Faits divers – Justice

Un drame de la jalousie et de la séparation devant la cour d'assises des Pyrénées-Orientales

Par Elisabeth Badinier, France Bleu Roussillon lundi 17 mars 2014 à 17:31

Tribunal de Perpignan - palais de justice
Tribunal de Perpignan - palais de justice © MaxPPP

Durant trois jours, la cour d'assises des Pyrénées-Orientales juge une femme de 54 ans accusée d'avoir tuée son compagnon en février 2011 à Porta, elle n'avait pas supporté qu'il prenne de la distance dans leur relation.

Un drame de la séparation est jugé devant la cour d'assises des Pyrénées Orientales pendant trois jours. Une femme de 54 ans, ancienne adjointe au maire de Porta, comparait pour avoir tué son compagnon âgé de 43 ans.

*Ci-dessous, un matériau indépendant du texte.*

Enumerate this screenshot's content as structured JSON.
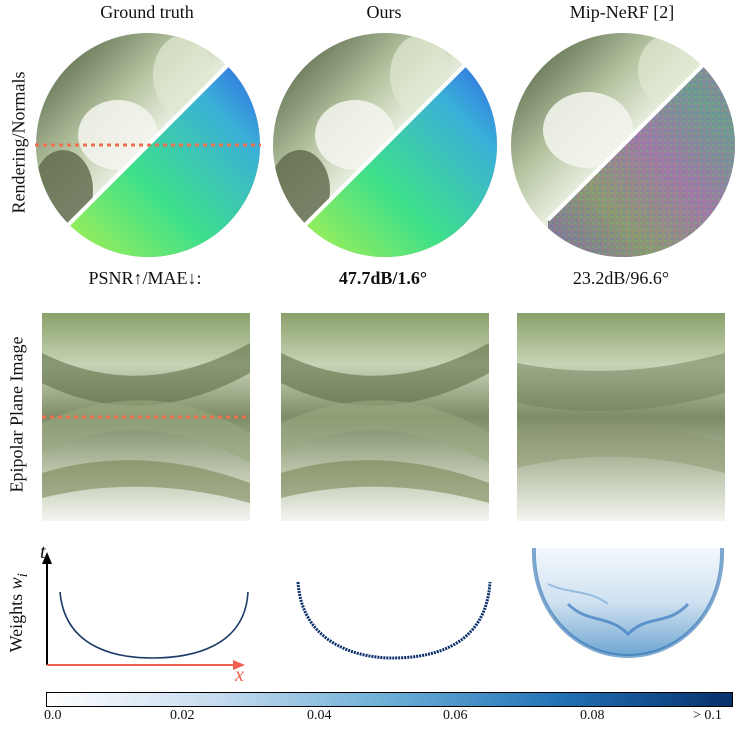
{
  "columns": [
    "Ground truth",
    "Ours",
    "Mip-NeRF [2]"
  ],
  "row_labels": [
    "Rendering/Normals",
    "Epipolar Plane Image",
    "Weights"
  ],
  "row_label_weights_symbol": "w",
  "row_label_weights_sub": "i",
  "metrics": {
    "label": "PSNR↑/MAE↓:",
    "ours": "47.7dB/1.6°",
    "mipnerf": "23.2dB/96.6°"
  },
  "axes": {
    "t_label": "t",
    "x_label": "x"
  },
  "colorbar": {
    "ticks": [
      "0.0",
      "0.02",
      "0.04",
      "0.06",
      "0.08",
      "> 0.1"
    ],
    "colors": [
      "#ffffff",
      "#08306b"
    ]
  },
  "colors": {
    "dashed_line": "#f07050",
    "x_axis": "#f06050",
    "curve": "#1c3b66"
  }
}
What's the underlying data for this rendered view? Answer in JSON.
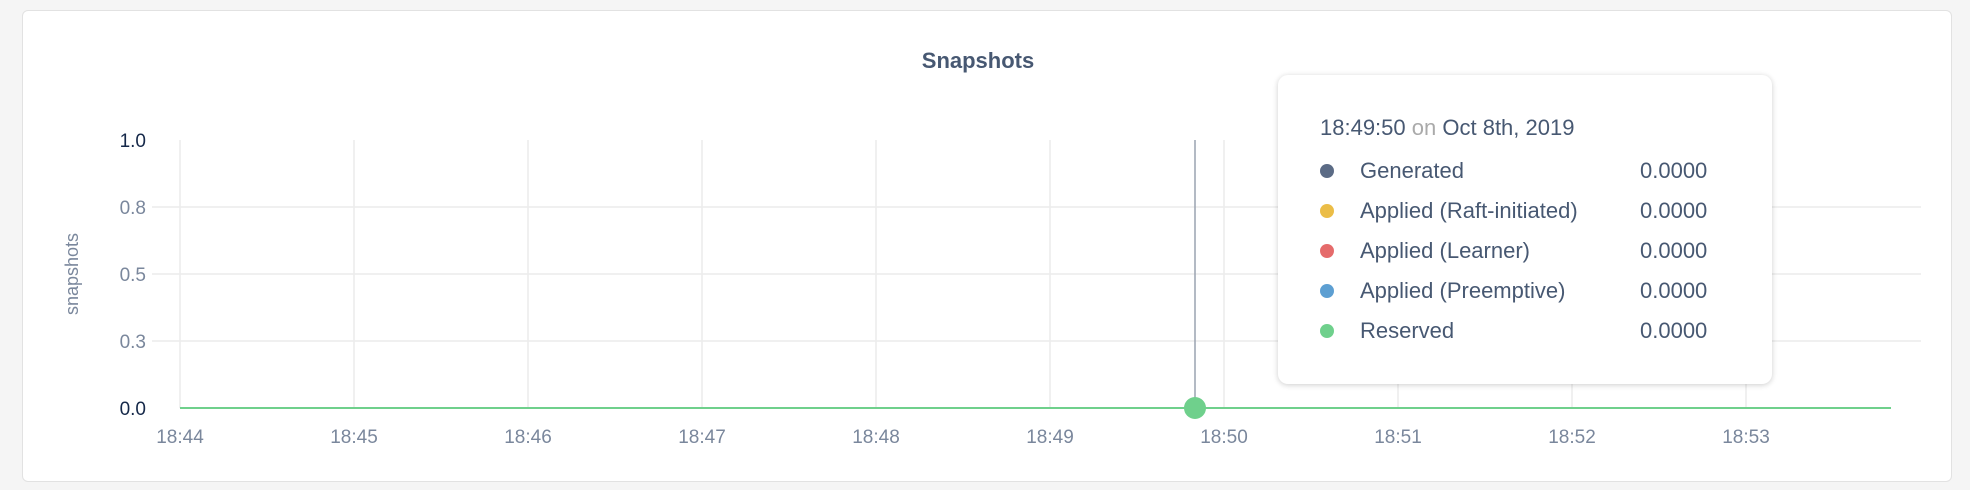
{
  "chart_data": {
    "type": "line",
    "title": "Snapshots",
    "ylabel": "snapshots",
    "xlabel": "",
    "ylim": [
      0,
      1
    ],
    "y_ticks": [
      {
        "value": 0,
        "label": "0.0"
      },
      {
        "value": 0.25,
        "label": "0.3"
      },
      {
        "value": 0.5,
        "label": "0.5"
      },
      {
        "value": 0.75,
        "label": "0.8"
      },
      {
        "value": 1,
        "label": "1.0"
      }
    ],
    "x_ticks": [
      "18:44",
      "18:45",
      "18:46",
      "18:47",
      "18:48",
      "18:49",
      "18:50",
      "18:51",
      "18:52",
      "18:53"
    ],
    "xlim": [
      "18:44",
      "18:53:50"
    ],
    "grid": true,
    "series": [
      {
        "name": "Generated",
        "color": "#5b6b85",
        "x": [
          "18:44",
          "18:53:50"
        ],
        "values": [
          0,
          0
        ]
      },
      {
        "name": "Applied (Raft-initiated)",
        "color": "#ebbd47",
        "x": [
          "18:44",
          "18:53:50"
        ],
        "values": [
          0,
          0
        ]
      },
      {
        "name": "Applied (Learner)",
        "color": "#e56b6b",
        "x": [
          "18:44",
          "18:53:50"
        ],
        "values": [
          0,
          0
        ]
      },
      {
        "name": "Applied (Preemptive)",
        "color": "#5d9fd2",
        "x": [
          "18:44",
          "18:53:50"
        ],
        "values": [
          0,
          0
        ]
      },
      {
        "name": "Reserved",
        "color": "#6fd08c",
        "x": [
          "18:44",
          "18:53:50"
        ],
        "values": [
          0,
          0
        ]
      }
    ],
    "hover": {
      "x": "18:49:50",
      "y": 0
    }
  },
  "tooltip": {
    "time": "18:49:50",
    "on": "on",
    "date": "Oct 8th, 2019",
    "rows": [
      {
        "label": "Generated",
        "value": "0.0000",
        "color": "#5b6b85"
      },
      {
        "label": "Applied (Raft-initiated)",
        "value": "0.0000",
        "color": "#ebbd47"
      },
      {
        "label": "Applied (Learner)",
        "value": "0.0000",
        "color": "#e56b6b"
      },
      {
        "label": "Applied (Preemptive)",
        "value": "0.0000",
        "color": "#5d9fd2"
      },
      {
        "label": "Reserved",
        "value": "0.0000",
        "color": "#6fd08c"
      }
    ]
  }
}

Il voulait faire "un break" dans leur relation, elle ne le supportait pas

Les faits remontent au mois de février 2011 à Porta. Lorsque la voisine puis l'ancien mari de Françoise Rouse sont arrivés, elle tenait encore le fusil de chasse dans ses mains, ne cessant de répéter :

"Je viens de tuer Jean-Marc et je vais me tuer pour le rejoindre."

Elle se laisse désarmer sans résistance. C'est elle-même qui a donné l'alerte. Les gendarmes retrouveront dans la maison des courriers adressés à ses proches où elle explique que "la vie sans Jean-Marc n'a plus de sens" . Elle raconte aux enquêteurs comment elle a tiré à bout portant sur son compagnon alors qu'il déplaçait un meuble pour lui rendre service.

Une lettre anonyme mettant en doute la fidélité de sa compagne

Jean-Marc souhaitait prendre de la distance dans leur relation. Il avait manifestement des doutes sur la fidélité de sa compagne : des rumeurs couraient dans le village, une lettre anonyme lui était même parvenue. Cet employé au tunnel de Porte l'aurait même vue entrer chez son amant grâce aux caméras de vidéo-surveillance.

Françoise Rouse avait déjà fait irruption chez son compagnon quelque jours plus tôt, armée d'un couteau, d'un marteau et d'une bombe lacrymogène. C'est aussi chez son ami qu'elle avait volé l'arme du crime, un fusil de chasse.

Les experts psychiatres parlent d'un "état passionnel et immature" : l'annonce de la séparation était pour elle un anéantissement.